The boys stop at a camper half the size of the Winnebago. X pulls damp clothes out of the tote bag and hangs them over a rope strung between posts.

“And X is just a nickname,” Dad says. “His full name is Xavier Rodriguez García.” He looks at me, the hint of a smile showing. “Almost as bad as Cassandra, isn’t it?”

“Yeah, almost.”

Finishing with the clothes, X walks toward a gang of kids clumped in the shade of a scraggy mesquite. Héctor starts to follow, but X makes him go back.

I feel bad watching Héctor sitting alone on their front steps. Seeing him look our way, I wave at him. He waves back. Wondering why X wouldn’t let Héctor go with him, I look toward the other kids, who look to be about eleven or twelve. A round boy and a blond girl sit on the sideline, watching three other boys in baggy jeans and T-shirts roughhouse with each other. Talking loud. Waving their arms around. Punching each other on the shoulder and chest. They’re what my grandma would call toughs.

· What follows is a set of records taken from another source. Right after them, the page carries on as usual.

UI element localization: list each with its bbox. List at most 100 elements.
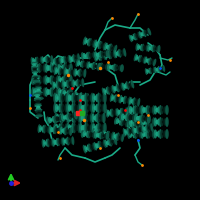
Ellipse shape (160, 68, 163, 70)
Ellipse shape (58, 67, 60, 75)
Ellipse shape (135, 34, 138, 39)
Ellipse shape (134, 129, 137, 139)
Ellipse shape (130, 81, 133, 88)
Ellipse shape (72, 91, 76, 99)
Ellipse shape (99, 141, 102, 149)
Ellipse shape (39, 125, 42, 132)
Ellipse shape (85, 93, 89, 101)
Ellipse shape (121, 51, 124, 54)
Ellipse shape (83, 145, 86, 154)
Ellipse shape (40, 56, 43, 64)
Ellipse shape (103, 92, 107, 104)
Ellipse shape (153, 45, 156, 52)
Ellipse shape (131, 98, 134, 105)
Ellipse shape (57, 116, 61, 120)
Ellipse shape (90, 93, 94, 103)
Ellipse shape (33, 77, 39, 80)
Ellipse shape (139, 55, 142, 63)
Ellipse shape (66, 137, 69, 146)
Ellipse shape (101, 114, 104, 122)
Ellipse shape (129, 130, 132, 138)
Ellipse shape (111, 94, 114, 101)
Ellipse shape (138, 123, 142, 131)
Ellipse shape (119, 95, 122, 104)
Ellipse shape (54, 65, 58, 71)
Ellipse shape (101, 130, 104, 138)
Ellipse shape (37, 112, 40, 115)
Ellipse shape (31, 62, 38, 64)
Ellipse shape (88, 114, 92, 122)
Ellipse shape (129, 123, 132, 127)
Ellipse shape (55, 140, 57, 145)
Ellipse shape (155, 47, 158, 50)
Ellipse shape (89, 94, 92, 102)
Ellipse shape (51, 63, 55, 73)
Ellipse shape (144, 119, 147, 125)
Ellipse shape (41, 66, 45, 70)
Ellipse shape (119, 136, 122, 139)
Ellipse shape (104, 133, 108, 139)
Ellipse shape (162, 108, 165, 112)
Ellipse shape (76, 54, 79, 61)
Ellipse shape (121, 97, 123, 102)
Ellipse shape (74, 115, 78, 121)
Ellipse shape (58, 76, 61, 84)
Ellipse shape (122, 97, 125, 102)
Ellipse shape (110, 88, 112, 92)
Ellipse shape (144, 57, 147, 64)
Ellipse shape (147, 58, 150, 63)
Ellipse shape (159, 105, 162, 115)
Ellipse shape (43, 76, 46, 84)
Ellipse shape (143, 56, 146, 63)
Ellipse shape (105, 53, 108, 58)
Ellipse shape (99, 41, 102, 49)
Ellipse shape (84, 113, 87, 123)
Ellipse shape (162, 120, 165, 124)
Ellipse shape (77, 103, 81, 113)
Ellipse shape (36, 113, 42, 116)
Ellipse shape (60, 127, 63, 135)
Ellipse shape (94, 126, 97, 130)
Ellipse shape (56, 81, 58, 89)
Ellipse shape (69, 75, 73, 85)
Ellipse shape (140, 105, 144, 115)
Ellipse shape (44, 142, 47, 145)
Ellipse shape (127, 113, 130, 122)
Ellipse shape (164, 130, 167, 138)
Ellipse shape (49, 87, 53, 97)
Ellipse shape (77, 123, 81, 133)
Ellipse shape (98, 141, 101, 149)
Ellipse shape (52, 60, 55, 64)
Ellipse shape (97, 129, 100, 138)
Ellipse shape (81, 105, 84, 111)
Ellipse shape (32, 76, 40, 79)
Ellipse shape (124, 109, 127, 115)
Ellipse shape (46, 77, 50, 83)
Ellipse shape (111, 65, 115, 70)
Ellipse shape (152, 69, 154, 72)
Ellipse shape (61, 69, 64, 73)
Ellipse shape (70, 115, 73, 121)
Ellipse shape (92, 39, 96, 47)
Ellipse shape (84, 93, 87, 103)
Ellipse shape (33, 73, 37, 75)
Ellipse shape (66, 103, 70, 113)
Ellipse shape (132, 114, 136, 122)
Ellipse shape (146, 44, 149, 52)
Ellipse shape (143, 45, 146, 50)
Ellipse shape (137, 132, 141, 136)
Ellipse shape (86, 40, 89, 43)
Ellipse shape (69, 125, 73, 131)
Ellipse shape (93, 63, 96, 70)
Ellipse shape (129, 106, 132, 114)
Ellipse shape (97, 103, 100, 113)
Ellipse shape (146, 124, 148, 133)
Ellipse shape (85, 113, 89, 123)
Ellipse shape (56, 58, 59, 65)
Ellipse shape (33, 79, 38, 81)
Ellipse shape (91, 133, 94, 137)
Ellipse shape (165, 129, 169, 139)
Ellipse shape (48, 65, 51, 71)
Ellipse shape (113, 50, 116, 59)
Ellipse shape (54, 115, 58, 123)
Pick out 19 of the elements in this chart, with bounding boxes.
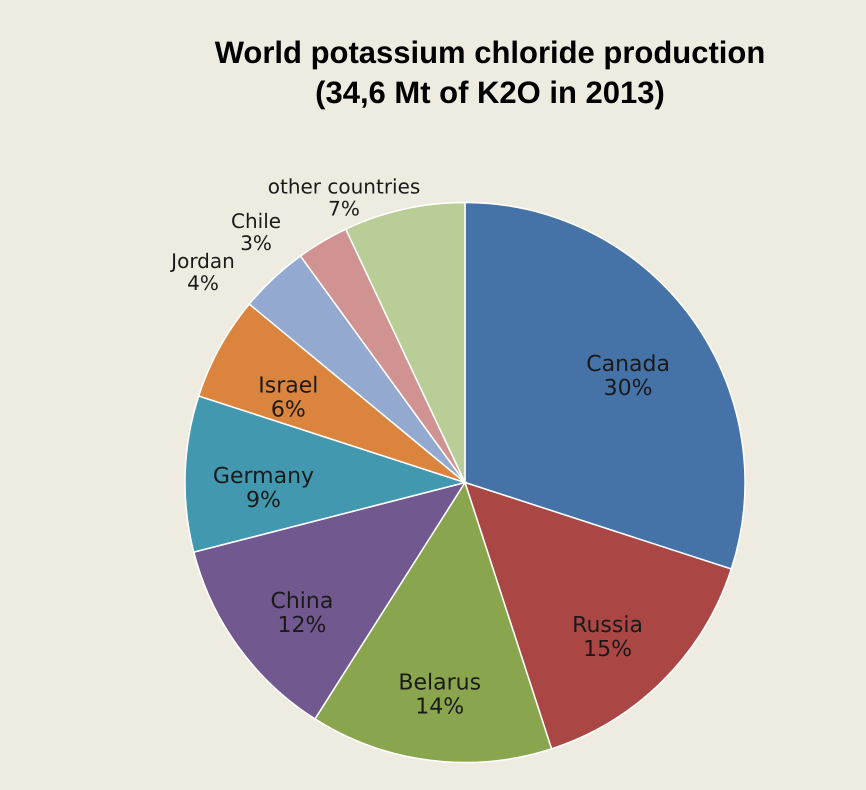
data-label: 6% (270, 397, 306, 422)
data-label: 9% (246, 488, 281, 514)
data-label: 12% (277, 612, 326, 638)
slice-label: other countries (268, 174, 420, 198)
slice-label: Russia (572, 613, 643, 638)
slice-label: Chile (231, 209, 282, 234)
chart-title: World potassium chloride production (34,6 Mt of K2O in 2013) (214, 35, 766, 110)
data-label: 4% (187, 271, 219, 296)
slice-label: Germany (212, 464, 314, 490)
data-label: 30% (604, 376, 653, 402)
data-label: 14% (415, 694, 464, 720)
slice-label: Canada (586, 352, 670, 378)
slice-label: China (270, 588, 334, 614)
slice-label: Jordan (169, 249, 235, 274)
data-label: 15% (583, 637, 632, 662)
data-label: 3% (240, 231, 272, 256)
slice-label: Belarus (398, 670, 482, 696)
slice-label: Israel (258, 373, 318, 398)
data-label: 7% (328, 196, 360, 220)
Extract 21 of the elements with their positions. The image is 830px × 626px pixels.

I bet they all have tattoos. . . .

When one of the boys spots me watching them, he laughs and says something to the other two. I feel my face turn warm as I hear more laughter, knowing he said something rude about me. As I start to turn away, I see X grab the boy by the shoulder and I hear him tell the boy to sit down or leave. In the afternoon light, X’s face looks hard, menacing. It says Don’t mess with me. . . .

I hold my breath, expecting a fight to break out, but it doesn’t. Like someone turned off the TV, the laughing stops and the boys sit down.

Why’d they do that? Is X their leader?